Chinese on the Move. Too much talking. Too much entertaining. Too much explaining. Too much trying to be your pal. I listened to the entire first lesson and got so irritated I had to shut it off. There was way more English than Chinese, and a very unsophisticated approach to linguistic input: random vocabulary items, zero integration. It's the audio version of the stupid vocabulary list. You ever wonder why it was so hard to memorize stupid vocabulary lists in high school? Because memorization of lists is not language learning. When you were learning your first language, no one ever gave you a list.

In addition, every topic is punctuated with eight beats of music, guaranteed to break your concentration.

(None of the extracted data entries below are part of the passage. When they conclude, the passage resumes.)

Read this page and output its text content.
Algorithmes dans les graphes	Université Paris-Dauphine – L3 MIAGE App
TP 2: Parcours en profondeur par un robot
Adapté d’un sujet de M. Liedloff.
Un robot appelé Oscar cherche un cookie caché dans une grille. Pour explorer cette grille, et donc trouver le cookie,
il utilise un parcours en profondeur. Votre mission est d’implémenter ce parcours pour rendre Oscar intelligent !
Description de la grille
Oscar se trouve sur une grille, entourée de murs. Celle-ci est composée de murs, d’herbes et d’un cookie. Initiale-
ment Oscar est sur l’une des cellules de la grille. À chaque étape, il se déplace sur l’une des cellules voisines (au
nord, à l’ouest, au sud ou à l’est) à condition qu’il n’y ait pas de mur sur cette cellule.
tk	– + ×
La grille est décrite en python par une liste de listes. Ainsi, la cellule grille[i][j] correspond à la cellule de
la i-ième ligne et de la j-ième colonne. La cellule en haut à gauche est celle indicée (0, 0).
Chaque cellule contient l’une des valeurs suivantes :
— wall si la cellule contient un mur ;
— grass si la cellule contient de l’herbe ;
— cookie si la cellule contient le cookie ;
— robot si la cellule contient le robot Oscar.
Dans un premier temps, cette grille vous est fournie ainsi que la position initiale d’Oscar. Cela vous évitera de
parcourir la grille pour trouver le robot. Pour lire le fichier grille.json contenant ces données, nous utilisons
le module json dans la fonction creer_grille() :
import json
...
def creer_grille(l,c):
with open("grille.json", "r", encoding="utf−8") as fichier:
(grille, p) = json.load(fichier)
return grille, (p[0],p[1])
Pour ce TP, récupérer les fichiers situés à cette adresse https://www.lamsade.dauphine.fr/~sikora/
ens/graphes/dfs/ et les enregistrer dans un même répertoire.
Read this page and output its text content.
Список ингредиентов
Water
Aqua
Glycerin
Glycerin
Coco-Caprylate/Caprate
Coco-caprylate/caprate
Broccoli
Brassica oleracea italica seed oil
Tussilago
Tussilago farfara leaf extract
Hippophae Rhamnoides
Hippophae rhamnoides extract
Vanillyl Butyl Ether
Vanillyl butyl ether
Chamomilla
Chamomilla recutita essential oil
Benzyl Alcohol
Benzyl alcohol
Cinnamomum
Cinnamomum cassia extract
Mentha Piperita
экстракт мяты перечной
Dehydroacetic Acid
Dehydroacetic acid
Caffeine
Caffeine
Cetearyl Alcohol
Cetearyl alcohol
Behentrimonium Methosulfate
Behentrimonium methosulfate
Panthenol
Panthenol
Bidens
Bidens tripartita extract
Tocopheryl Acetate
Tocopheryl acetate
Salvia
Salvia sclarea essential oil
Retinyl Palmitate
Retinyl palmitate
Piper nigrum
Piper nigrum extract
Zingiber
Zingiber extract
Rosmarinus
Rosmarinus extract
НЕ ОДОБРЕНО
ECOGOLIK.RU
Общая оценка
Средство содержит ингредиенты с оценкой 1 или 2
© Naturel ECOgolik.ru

Dr. Blair's Chinese in No Time. Way too much talking, way too much explaining. Dr. Blair has a belabored imaginary situation with pirates, hostages, militias, etc. They are trying way way way to hard. Dr. Blair also presents input without integration, with some interesting twists: he gives English mnemonics, he has a bunch of gringos in the studio to make you feel like you're in a class, he asks you to repeat each maddening lesson at least three times. No likey. They also give you a list to memorize, they even say it: Now memorize this list. Sigh.

Instant Immersion Chinese. Over pronouncing. Too much explaining. The narrator has an annoying voice. She does an HOUR of over pronounced tones. End of review.

So I can only recommend Pimsleur. Pimsleur has keeps explaining to a bare minimum, doesn't have any distracting music, the over pronouncing is not too obnoxious. More importantly, every single item of linguistic input that is introduced is integrated into the program. I don't have to know the seven ways to say "My name is JP." I can read that in a book or figure it out in the wild. Instead of teaching me words like 'helicopter pilot' and 'pirate.'

My initial criticism of Pimsleur had been that it was based on translation, and that it was more of a memory program than a language one. However, the Pimsleur program is light years ahead of this other crap. I feel like the Pimsleur program is the only program with some theory behind it. Dr. Blair? Honestly, I wonder if he's ever tried learning from one of his own programs.

1 comment:

Christine said...

SOOOO, i talked directly to a librarian today, and found out our city library (the winner of the ALA's library of the year award, no less!) has Pimsleur available ONLINE for DOWNLOAD (in multiple languages), and it just expires on your computer after a few weeks - so it's not pirated!

i haven't tried downloading it yet (it's literally new this week), but am planning to try tomorrow. don't know if it's only available for salt lake library card holders or what... but it's very exciting! will let you know.